Kindergartens came late to America- the term borrowed from the progressive educators of the enlightenment in Germany of the mid-19th century was apt: Kinder garten, a garden for children. It became a bridge between home and school. A place in school for children to spend a few hours with other five year olds, learning to socialize and play. Piaget said "play is the work of children". Vygotsky said "In play a child is a head taller than himself."

 In Highland Park Michigan, where I started my research and where Henry Ford had his first factory, every kindergarten had a fire place and its own play yard. Often there was a piano and autoharps and rhythm instruments for the children to experiment with music. Early kindergartens had sets of hollow wooden blocks big enough so it took two children to lift and maneuver. There was a sand box and a water table. And there were easels and finger paints and plastic clay for playing with art. And of course there were trikes and wagons in the play area.

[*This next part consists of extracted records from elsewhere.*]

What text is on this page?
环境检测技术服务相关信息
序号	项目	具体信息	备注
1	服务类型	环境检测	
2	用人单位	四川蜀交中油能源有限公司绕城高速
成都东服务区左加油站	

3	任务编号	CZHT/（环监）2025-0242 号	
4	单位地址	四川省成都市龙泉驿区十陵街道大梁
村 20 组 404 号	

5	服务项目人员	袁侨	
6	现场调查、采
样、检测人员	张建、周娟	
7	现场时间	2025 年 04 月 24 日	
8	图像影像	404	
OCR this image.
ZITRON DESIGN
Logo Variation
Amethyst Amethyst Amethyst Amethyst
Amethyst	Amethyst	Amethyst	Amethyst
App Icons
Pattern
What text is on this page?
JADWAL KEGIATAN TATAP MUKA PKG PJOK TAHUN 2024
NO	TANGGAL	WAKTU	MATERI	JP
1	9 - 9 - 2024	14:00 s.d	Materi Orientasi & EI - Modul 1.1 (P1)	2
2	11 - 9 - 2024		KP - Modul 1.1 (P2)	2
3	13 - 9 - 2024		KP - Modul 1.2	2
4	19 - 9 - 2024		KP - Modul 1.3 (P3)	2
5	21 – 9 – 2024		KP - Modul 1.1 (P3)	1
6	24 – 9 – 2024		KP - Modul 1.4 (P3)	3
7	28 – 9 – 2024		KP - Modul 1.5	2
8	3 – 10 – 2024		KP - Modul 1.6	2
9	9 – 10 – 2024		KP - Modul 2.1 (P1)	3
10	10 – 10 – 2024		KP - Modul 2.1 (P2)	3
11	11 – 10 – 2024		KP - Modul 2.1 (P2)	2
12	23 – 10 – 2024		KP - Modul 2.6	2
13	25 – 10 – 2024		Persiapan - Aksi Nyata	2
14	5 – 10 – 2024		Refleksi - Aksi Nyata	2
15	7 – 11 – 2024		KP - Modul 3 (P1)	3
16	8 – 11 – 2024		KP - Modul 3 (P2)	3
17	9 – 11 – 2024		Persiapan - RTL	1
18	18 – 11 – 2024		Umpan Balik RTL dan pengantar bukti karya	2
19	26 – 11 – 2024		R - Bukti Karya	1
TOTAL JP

 But what has happened in the last decade and a half has turned kindergarten into something quite different. No longer is there time or even a place for play. The half day has turned into a full day- difficult for little children in need of a nap. Naps are gone, no more rug to gather and hear a story or sing a song. Children are sitting at desks- all day doing work sheets. Kindergarteners are bringing home more work sheets for homework. They are learning phonics rules before they have had a chance to find out what reading and writing are for. And they are being tested on their ability to name letters and sound out two and three letter nonsense syllables the first week of kindergarten.

They are counting by 2’s and 5’s- chanting them anyway- before they have a sense  of number or one to one correspondence - There is no sand box or water table, no play house to pretend in. And kids who are barely five are getting report cards saying they may be retained – in kindergarten. And the old  joke of flunking sand box is hauntingly true.

There is only work. What kind of work? School work. That’s why I call what is happening in Ezrial’s school a sweat shop kindergarten. We have taken the children out of the factories and put them now in factory like kindergartens.

Ezrial’s lucky. She can play school with the school work. She doesn’t mind being praised for doing something meaningless well. She was six in January; some of her classmates are almost a year younger than she is. But when she comes home from school she’ll run around the house with her sister and brother or jump on the trampoline in her back yard.


Let’s give the right to be little kids back to our littlest scholars.